LE MINISTRE DU REVENU NATIONAL,

intimé.

Motifs du jugement

Le juge Tardif, C.C.I.

[1] Cet appel a été entendu à Percé (Québec) le 6 août 1998.

[2] Il s'agit d'un appel d'une détermination en date du 2 mai 1997. En vertu de la décision portée en appel, l'emploi de l'appelante auprès du propriétaire du bateau Ludger Després lors de la période du 28 avril au 20 juillet 1996 fut exclu des emplois assurables à cause de son lien de dépendance avec ce dernier.

[3] L'appelante et Ludger Després en sa qualité de payeur ont témoigné au soutien de l'appel. Au début de l'audition, le contenu de plusieurs allégués au soutien de la détermination a été admis, il s'agit notamment des paragraphes suivants :

« a) le payeur pêchait le homard depuis 1990;

b) il n'avait qu'un seul client, Crustacés de Malbaie Inc.;

c) au cours de l'année 1996, le payeur a pêché 14 000 livres de homard;

d) au cours de l'année 1996, le revenu brut et le revenu net de pêche du payeur étaient respectivement de 55 620 $ et 241 $;

e) le payeur est l'époux de l'appelante;

f) il comptait sur les services de l'appelante et d'un aide-pêcheur, en plus de participer lui-même à la pêche;

g) les prétendues tâches de l'appelante consistaient notamment à aller en mer 7 jours par semaine, mettre les élastiques autour des pinces des homards, transporter la pêche chez le client, rapporter de la bouette, aller chercher de l'essence et laver les vitres du bateau;

i) durant la période en litige, le payeur était accompagné en mer par son aide-pêcheur;

k) la rémunération de l'aide-pêcheur était de 650 $;

l) dès le début de la saison, ce dernier recevait cette somme régulièrement;

m) durant la période en litige, l'appelante recevait des avances sur sa rémunération de 300 $ par semaine;

n) à la fin de la période en litige, la rémunération de l'appelante a été ajustée à 700 $ par semaine;

o) à la fin de la période en litige, l'appelante a reçu un chèque, représentant un ajustement de sa rémunération, de 4 349,03 $;

p) ce chèque a été déposé au compte d'épargne du payeur;

q) l'appelante travaillait prétendument 70 heures par semaine;

r) l'appelante et le payeur ont un lien de dépendance au sens de la Loi de l'impôt sur le revenu; »
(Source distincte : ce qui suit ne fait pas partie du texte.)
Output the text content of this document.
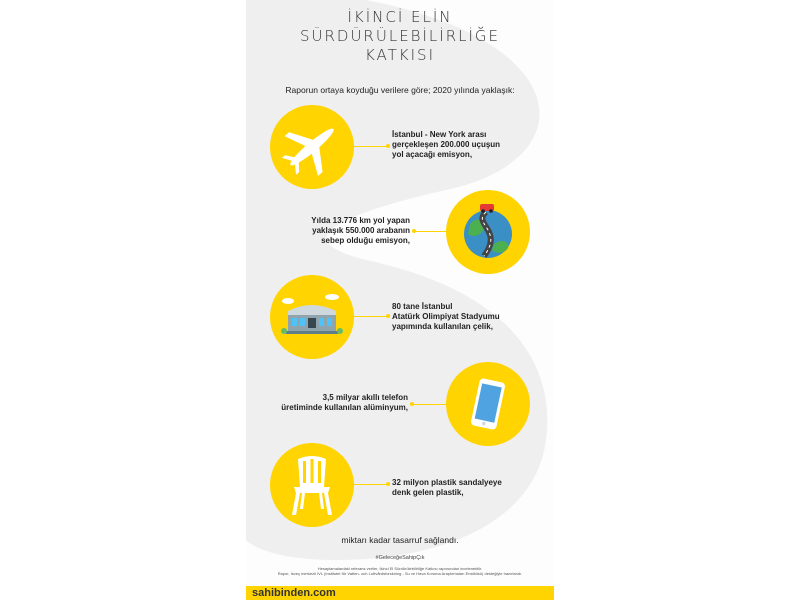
İKİNCİ ELİN
SÜRDÜRÜLEBİLİRLİĞE
KATKISI
Raporun ortaya koyduğu verilere göre; 2020 yılında yaklaşık:
İstanbul - New York arası
gerçekleşen 200.000 uçuşun
yol açacağı emisyon,
Yılda 13.776 km yol yapan
yaklaşık 550.000 arabanın
sebep olduğu emisyon,
80 tane İstanbul
Atatürk Olimpiyat Stadyumu
yapımında kullanılan çelik,
3,5 milyar akıllı telefon
üretiminde kullanılan alüminyum,
32 milyon plastik sandalyeye
denk gelen plastik,
miktarı kadar tasarruf sağlandı.
#GeleceğeSahipÇık
Hesaplamalardaki referans veriler, İkinci El Sürdürülebilirliğe Katkısı raporundan incelenebilir.
Rapor, İsveç merkezli IVL (Institutet för Vatten- och Luftvårdsforskning - Su ve Hava Koruma Araştırmaları Enstitüsü) desteğiyle hazırlandı.
sahibinden.com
[4] Seuls les paragraphes 13 h), j) et s) furent niés. Ils sont libellés comme suit :

« h) dans les faits, ce type de pêche se fait habituellement à 2;

j) durant les années antérieures, le payeur n'était accompagné en mer que par une seule personne;

s) n'eût été du lien unissant l'appelante au payeur, celle-ci n'aurait pas été engagée pour effectuer un tel travail. »

[5] La preuve constituée par le témoignage de l'appelante et celui du payeur a démontré qu'à partir de 1996, le procédé et la méthode de pêche avaient été considérablement modifiés. De la façon connue comme étant la pêche au « lousse » il a alors débuté avec le procédé décrit comme « à la ligne » ou « à la sling » . Les témoins ont expliqué qu'au lieu d'avoir des cages à homard individuelles devant être remontées à l'unité et chacune devant être munie d'une bouée, le procédé « à la ligne » regroupait au moyen d'une corde sept à huit cages fixées à la même ligne et une seule bouée à chaque extrémité localisait la présence de la rangée de cages à homard.

[6] L'opération de remontée nécessitait, selon le capitaine, au moins deux employés sur le pont aux fins que ces derniers puissent procéder au retrait des homards dans les cages et vérifier si la « bouette » , des appâts, devait être placée ou replacée.

[7] Il a aussi expliqué que cette méthode était, de loin, la plus répandue puisque, selon Després, un seul pêcheur de la région de Percé sur 17 ou 18 pêchait au moyen du procédé défini comme le « lousse » au moyen de cages isolées et individuelles.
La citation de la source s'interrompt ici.